Quality Score Myths Worth Debunking

  • Myth: Quality Score is calculated in real time. It is updated periodically, not instantly. Changes you make today may take days or weeks to reflect in your score. This is normal — do not undo good changes just because the score hasn’t moved in 48 hours.
  • Myth: Pausing or deleting low-Quality Score keywords hurts you. Removing a keyword removes its score from your account. It does not negatively affect the scores of your remaining keywords.
  • Myth: Bidding higher improves your Quality Score. Bid amount is not an input into Quality Score. Only CTR, ad relevance, and landing page experience are.
  • Myth: Quality Score should be 10 for every keyword. A score of 7 or 8 on competitive keywords is strong. Chasing a perfect 10 on every keyword is not a productive use of your time. Focus on moving 3s and 4s to 6s and 7s first — that’s where the financial impact is largest.
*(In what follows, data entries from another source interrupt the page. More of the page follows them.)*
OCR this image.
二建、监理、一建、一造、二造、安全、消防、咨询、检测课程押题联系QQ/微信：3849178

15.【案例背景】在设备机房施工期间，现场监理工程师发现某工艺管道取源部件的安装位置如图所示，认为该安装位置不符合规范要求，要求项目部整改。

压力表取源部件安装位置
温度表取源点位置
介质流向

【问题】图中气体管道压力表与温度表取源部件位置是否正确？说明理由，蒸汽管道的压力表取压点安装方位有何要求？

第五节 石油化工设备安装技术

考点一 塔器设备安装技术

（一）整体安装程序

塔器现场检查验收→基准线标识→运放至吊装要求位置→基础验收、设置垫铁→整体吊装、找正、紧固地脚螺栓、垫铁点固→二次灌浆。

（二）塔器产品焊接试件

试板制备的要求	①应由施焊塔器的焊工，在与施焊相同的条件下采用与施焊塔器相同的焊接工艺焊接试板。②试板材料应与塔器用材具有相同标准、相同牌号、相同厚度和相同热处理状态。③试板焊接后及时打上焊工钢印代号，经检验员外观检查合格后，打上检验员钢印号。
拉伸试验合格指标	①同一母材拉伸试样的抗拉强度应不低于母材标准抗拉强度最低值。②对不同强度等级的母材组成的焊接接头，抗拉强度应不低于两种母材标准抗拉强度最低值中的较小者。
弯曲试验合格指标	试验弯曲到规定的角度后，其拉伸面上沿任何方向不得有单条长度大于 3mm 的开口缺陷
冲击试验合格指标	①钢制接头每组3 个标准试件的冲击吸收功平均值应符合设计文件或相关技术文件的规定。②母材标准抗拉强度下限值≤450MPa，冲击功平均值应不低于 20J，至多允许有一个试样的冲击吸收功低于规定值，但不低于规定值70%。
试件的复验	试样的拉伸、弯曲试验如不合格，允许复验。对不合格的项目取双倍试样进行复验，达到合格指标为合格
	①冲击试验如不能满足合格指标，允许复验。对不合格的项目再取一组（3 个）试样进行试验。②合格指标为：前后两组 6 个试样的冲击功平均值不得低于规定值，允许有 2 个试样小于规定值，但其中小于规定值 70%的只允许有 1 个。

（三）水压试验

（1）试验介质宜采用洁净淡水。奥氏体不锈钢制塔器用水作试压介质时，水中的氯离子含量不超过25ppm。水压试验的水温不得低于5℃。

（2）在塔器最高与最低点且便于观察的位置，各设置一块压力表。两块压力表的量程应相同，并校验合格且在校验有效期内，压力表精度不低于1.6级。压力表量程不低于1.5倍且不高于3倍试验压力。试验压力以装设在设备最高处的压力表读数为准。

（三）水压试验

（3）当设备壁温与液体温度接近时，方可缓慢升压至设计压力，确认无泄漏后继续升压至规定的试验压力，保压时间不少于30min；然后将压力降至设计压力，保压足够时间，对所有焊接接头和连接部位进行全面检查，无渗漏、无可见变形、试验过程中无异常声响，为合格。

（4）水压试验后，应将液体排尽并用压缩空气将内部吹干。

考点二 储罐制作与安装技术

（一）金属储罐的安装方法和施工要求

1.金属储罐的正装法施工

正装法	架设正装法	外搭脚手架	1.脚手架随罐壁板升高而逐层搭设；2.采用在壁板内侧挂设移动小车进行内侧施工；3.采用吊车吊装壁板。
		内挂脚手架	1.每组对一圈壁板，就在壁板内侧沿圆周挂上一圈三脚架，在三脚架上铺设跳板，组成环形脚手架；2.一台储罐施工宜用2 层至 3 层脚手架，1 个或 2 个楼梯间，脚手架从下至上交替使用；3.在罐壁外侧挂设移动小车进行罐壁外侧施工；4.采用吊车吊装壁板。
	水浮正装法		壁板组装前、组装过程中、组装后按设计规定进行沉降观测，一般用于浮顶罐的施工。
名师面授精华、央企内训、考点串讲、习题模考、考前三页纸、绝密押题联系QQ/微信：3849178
How Long Does It Take to See Improvement?

Quality Score reflects historical performance data, so improvements accumulate over time. After making meaningful changes to your ads and landing pages:

  • One to two weeks: Google begins collecting impression data on the updated ads. You may see small movements.
  • Three to four weeks: If your CTR and landing page engagement have improved, scores typically begin moving upward.
  • Six to eight weeks: Meaningful score improvements are usually visible on your highest-volume keywords.

The most common reason Quality Score doesn’t improve is that the changes weren’t significant enough — rewording one headline is not the same as rebuilding an ad group with tighter theming and a dedicated landing page. The businesses that see the biggest drops in CPC make structural changes, not cosmetic tweaks.

Connecting Quality Score to Your Broader Paid Strategy

A high Quality Score is not the goal — profitable conversions are. Quality Score is a leading indicator that your ads are relevant, which leads to lower CPCs, which means more conversions for the same budget. Track it as a health metric, not a vanity number.

Once your Quality Scores are in the 7–10 range on your core keywords and your conversion tracking is working cleanly, you have the foundation to responsibly expand: add more keywords, test Performance Max, or increase budgets on proven campaigns. The data you gain from a well-optimized campaign also feeds your content marketing — the exact search terms that convert into customers are the topics your organic content should target next. That is how each pillar of the JSB Media Plan makes the others more effective.